In spite of a growing interest for the use of biological alternatives for treating knee pathology in past years, few studies were found regarding the use of BMAC during this systematic review. The current knowledge on this subject is still preliminary, as demonstrated by studies conducted with few patients, short-term follow-up, different outcome measures, and generally poor methodology. Most of the studies used different scoring systems at follow-up, making it difficult to compare results between them. To further the existing knowledge of BMAC, randomized studies with placebo or control groups are essential.
The authors recognize that this systematic review has limitations. First, there was little uniformity in reporting subjective and objective outcomes for BMAC treatment. In addition, BMAC treatment was used as an adjuvant therapy in many cases, which impedes the ability to isolate the efficacy of BMAC used as a monotherapy. All the included studies had additional cartilage procedures performed, and many had additional realignment or ligament surgery as well. Additionally, no placebo or control groups were used, making comparative analysis very difficult. The relatively short follow-up reported in most of the studies impedes assessment of the real outcome of this procedure in the long term. As with any systematic review, it is possible that relevant articles or patient subgroups were not identified with our search terms and literature review.
Conclusion
BMAC treatment appears to be a safe procedure that is growing exponentially, most likely because it represents one of the few categories allowed by the FDA to deliver stem cells (minimally manipulated). All the studies included in this systematic review reported good results, but they used different outcome measures and this heterogeneity does not allow for direct comparison.

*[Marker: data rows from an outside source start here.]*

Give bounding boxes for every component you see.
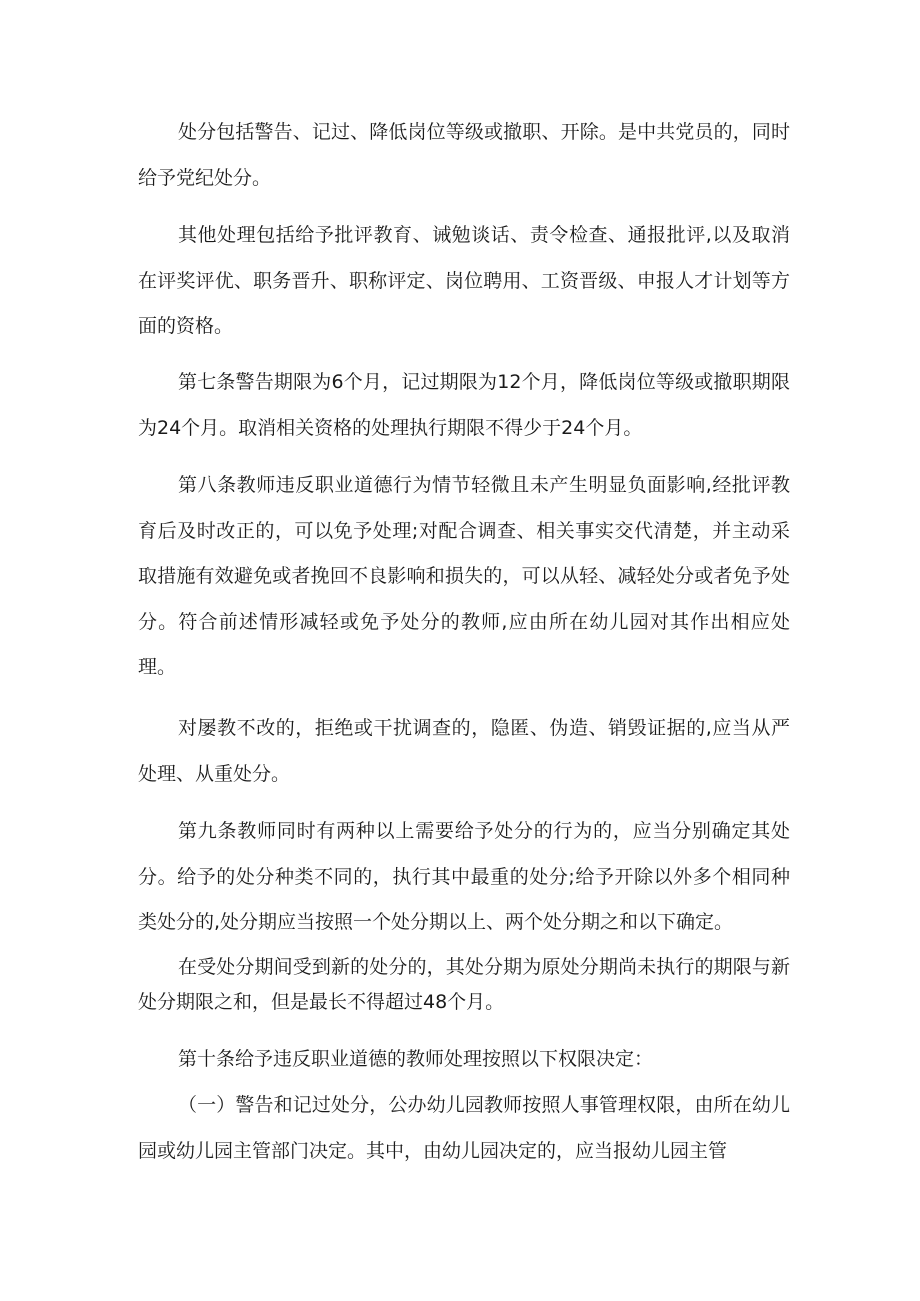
paragraph-article-10: 第十条给予违反职业道德的教师处理按照以下权限决定：	[178, 1048, 654, 1070]
paragraph-new-punishment: 在受处分期间受到新的处分的，其处分期为原处分期尚未执行的期限与新处分期限之和，但是最长不得超过48个月。	[138, 956, 790, 1013]
paragraph-article-9: 第九条教师同时有两种以上需要给予处分的行为的，应当分别确定其处分。给予的处分种类不同的，执行其中最重的处分;给予开除以外多个相同种类处分的,处分期应当按照一个处分期以上、两个处分期之和以下确定。	[138, 820, 790, 933]
paragraph-severe-handling: 对屡教不改的，拒绝或干扰调查的，隐匿、伪造、销毁证据的,应当从严处理、从重处分。	[138, 717, 790, 785]
paragraph-item-1: （一）警告和记过处分，公办幼儿园教师按照人事管理权限，由所在幼儿园或幼儿园主管部门决定。其中，由幼儿园决定的，应当报幼儿园主管	[138, 1094, 790, 1162]
paragraph-punishment-types: 处分包括警告、记过、降低岗位等级或撤职、开除。是中共党员的，同时给予党纪处分。	[138, 121, 790, 189]
paragraph-article-8: 第八条教师违反职业道德行为情节轻微且未产生明显负面影响,经批评教育后及时改正的，可以免予处理;对配合调查、相关事实交代清楚，并主动采取措施有效避免或者挽回不良影响和损失的，可以从轻、减轻处分或者免予处分。符合前述情形减轻或免予处分的教师,应由所在幼儿园对其作出相应处理。	[138, 474, 790, 678]
paragraph-other-handling: 其他处理包括给予批评教育、诫勉谈话、责令检查、通报批评,以及取消在评奖评优、职务晋升、职称评定、岗位聘用、工资晋级、申报人才计划等方面的资格。	[138, 224, 790, 337]
paragraph-article-7: 第七条警告期限为6个月，记过期限为12个月，降低岗位等级或撤职期限为24个月。取消相关资格的处理执行期限不得少于24个月。	[138, 371, 790, 439]
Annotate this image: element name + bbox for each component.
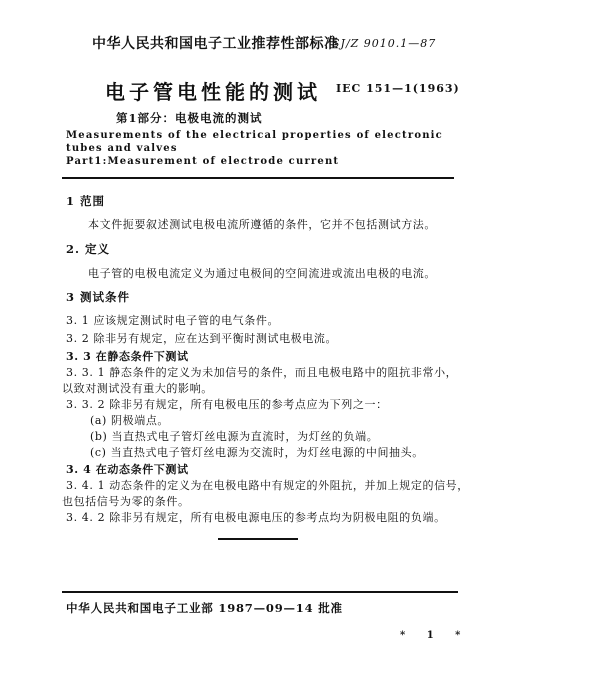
ministry-standard-label: 中华人民共和国电子工业推荐性部标准 (92, 36, 339, 52)
clause-3-3-1-line-2: 以致对测试没有重大的影响。 (62, 382, 213, 395)
english-title-line-1: Measurements of the electrical properties of electronic (66, 130, 443, 141)
footer-divider (62, 591, 458, 593)
clause-3-3: 3. 3 在静态条件下测试 (66, 350, 189, 363)
clause-3-3-2-a: (a) 阴极端点。 (90, 414, 170, 427)
section-2-heading: 2. 定义 (66, 242, 111, 256)
section-1-heading: 1 范围 (66, 194, 106, 208)
clause-3-1: 3. 1 应该规定测试时电子管的电气条件。 (66, 314, 280, 327)
page-number: * 1 * (400, 630, 461, 641)
english-title-line-3: Part1:Measurement of electrode current (66, 156, 340, 167)
standard-code: SJ/Z 9010.1—87 (332, 37, 437, 50)
clause-3-4: 3. 4 在动态条件下测试 (66, 463, 189, 476)
clause-3-3-2-c: (c) 当直热式电子管灯丝电源为交流时，为灯丝电源的中间抽头。 (90, 446, 424, 459)
clause-3-2: 3. 2 除非另有规定，应在达到平衡时测试电极电流。 (66, 332, 338, 345)
document-title: 电子管电性能的测试 (105, 80, 321, 104)
iec-reference: IEC 151—1(1963) (336, 82, 460, 95)
clause-3-3-1-line-1: 3. 3. 1 静态条件的定义为未加信号的条件，而且电极电路中的阻抗非常小， (66, 366, 458, 379)
clause-3-4-1-line-2: 也包括信号为零的条件。 (62, 495, 190, 508)
end-of-text-rule (218, 538, 298, 540)
section-1-text: 本文件扼要叙述测试电极电流所遵循的条件，它并不包括测试方法。 (88, 218, 436, 231)
clause-3-4-2: 3. 4. 2 除非另有规定，所有电极电源电压的参考点均为阴极电阻的负端。 (66, 511, 446, 524)
part-title: 第1部分：电极电流的测试 (116, 111, 263, 125)
header-divider (62, 177, 454, 179)
clause-3-4-1-line-1: 3. 4. 1 动态条件的定义为在电极电路中有规定的外阻抗，并加上规定的信号， (66, 479, 469, 492)
approval-line: 中华人民共和国电子工业部 1987—09—14 批准 (66, 601, 343, 615)
clause-3-3-2-b: (b) 当直热式电子管灯丝电源为直流时，为灯丝的负端。 (90, 430, 379, 443)
clause-3-3-2: 3. 3. 2 除非另有规定，所有电极电压的参考点应为下列之一： (66, 398, 388, 411)
english-title-line-2: tubes and valves (66, 143, 178, 154)
section-3-heading: 3 测试条件 (66, 290, 131, 304)
section-2-text: 电子管的电极电流定义为通过电极间的空间流进或流出电极的电流。 (88, 267, 436, 280)
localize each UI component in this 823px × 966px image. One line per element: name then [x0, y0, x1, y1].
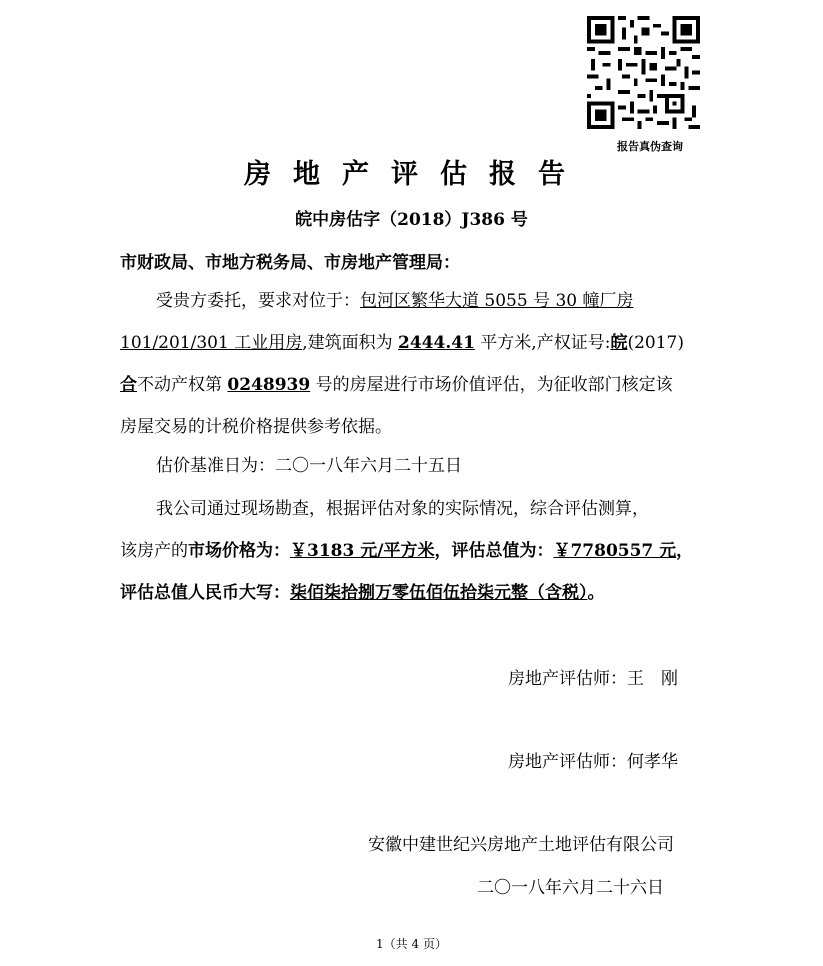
total-value-words-label: 评估总值人民币大写： — [120, 583, 290, 603]
text: 号的房屋进行市场价值评估，为征收部门核定该 — [310, 375, 673, 395]
addressee: 市财政局、市地方税务局、市房地产管理局： — [120, 253, 460, 273]
text: 该房产的 — [120, 541, 188, 561]
cert-prefix: 皖 — [610, 333, 628, 353]
paragraph-commission — [120, 280, 710, 448]
appraiser-1: 房地产评估师：王 刚 — [508, 669, 678, 689]
report-title: 房地产评估报告 — [244, 159, 587, 190]
text: 受贵方委托，要求对位于： — [156, 291, 360, 311]
document-number: 皖中房估字（2018）J386 号 — [295, 210, 528, 230]
property-address: 包河区繁华大道 5055 号 30 幢厂房 — [360, 291, 634, 311]
total-value: ￥7780557 元 — [553, 541, 677, 561]
market-price: ￥3183 元/平方米 — [290, 541, 435, 561]
text: 不动产权第 — [137, 375, 228, 395]
text: (2017) — [627, 333, 684, 353]
company-name: 安徽中建世纪兴房地产土地评估有限公司 — [368, 835, 674, 855]
market-price-label: 市场价格为： — [188, 541, 290, 561]
cert-number: 0248939 — [227, 375, 311, 395]
page-number: 1（共 4 页） — [376, 937, 447, 951]
appraiser-2: 房地产评估师：何孝华 — [508, 752, 678, 772]
text: 平方米,产权证号: — [474, 333, 611, 353]
property-address-units: 101/201/301 工业用房 — [120, 333, 303, 353]
paragraph-result — [120, 488, 710, 614]
text: ， — [434, 541, 452, 561]
text: 我公司通过现场勘查，根据评估对象的实际情况，综合评估测算， — [156, 499, 649, 519]
text: ,建筑面积为 — [302, 333, 399, 353]
qr-code[interactable] — [587, 16, 700, 129]
total-value-words: 柒佰柒拾捌万零伍佰伍拾柒元整（含税） — [290, 583, 588, 603]
qr-caption: 报告真伪查询 — [617, 140, 683, 153]
text: ， — [676, 541, 694, 561]
text: 房屋交易的计税价格提供参考依据。 — [120, 417, 392, 437]
valuation-date: 估价基准日为：二〇一八年六月二十五日 — [156, 456, 462, 476]
paragraph-valuation-date — [120, 445, 710, 487]
building-area: 2444.41 — [398, 333, 475, 353]
report-date: 二〇一八年六月二十六日 — [477, 878, 664, 898]
total-value-label: 评估总值为： — [451, 541, 554, 561]
text: 。 — [587, 583, 605, 603]
cert-he: 合 — [120, 375, 137, 395]
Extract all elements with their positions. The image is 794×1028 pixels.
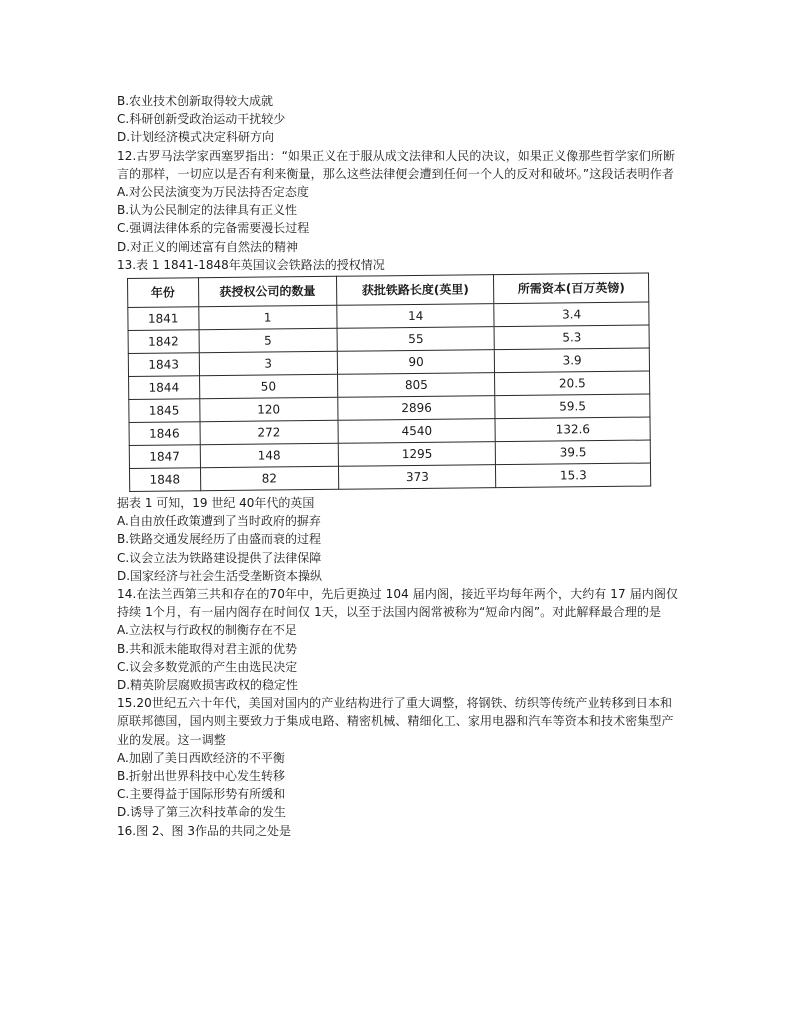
q15-option-a: A.加剧了美日西欧经济的不平衡 (117, 750, 285, 765)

There is a need for well-conducted randomized controlled trials with large sample sizes and defined end points to further evaluate the efficacy of BMAC for the treatment of knee pathologies. Such studies would help elucidate the safety, duration, aspirate amount, dose, need for a scaffold, and efficacy of BMAC treatment. While BMAC is used by many centers around the world, there remains a lack of level 1 or 2 evidence studies to support its use; therefore, we recommend careful usage of this modality until there is stronger evidence available.
Footnotes
One or more of the authors has disclosed the following potential conflict of interest or source of funding: R.F.L. is a consultant for and receives royalties from Arthrex, Ossur, and Smith & Nephew.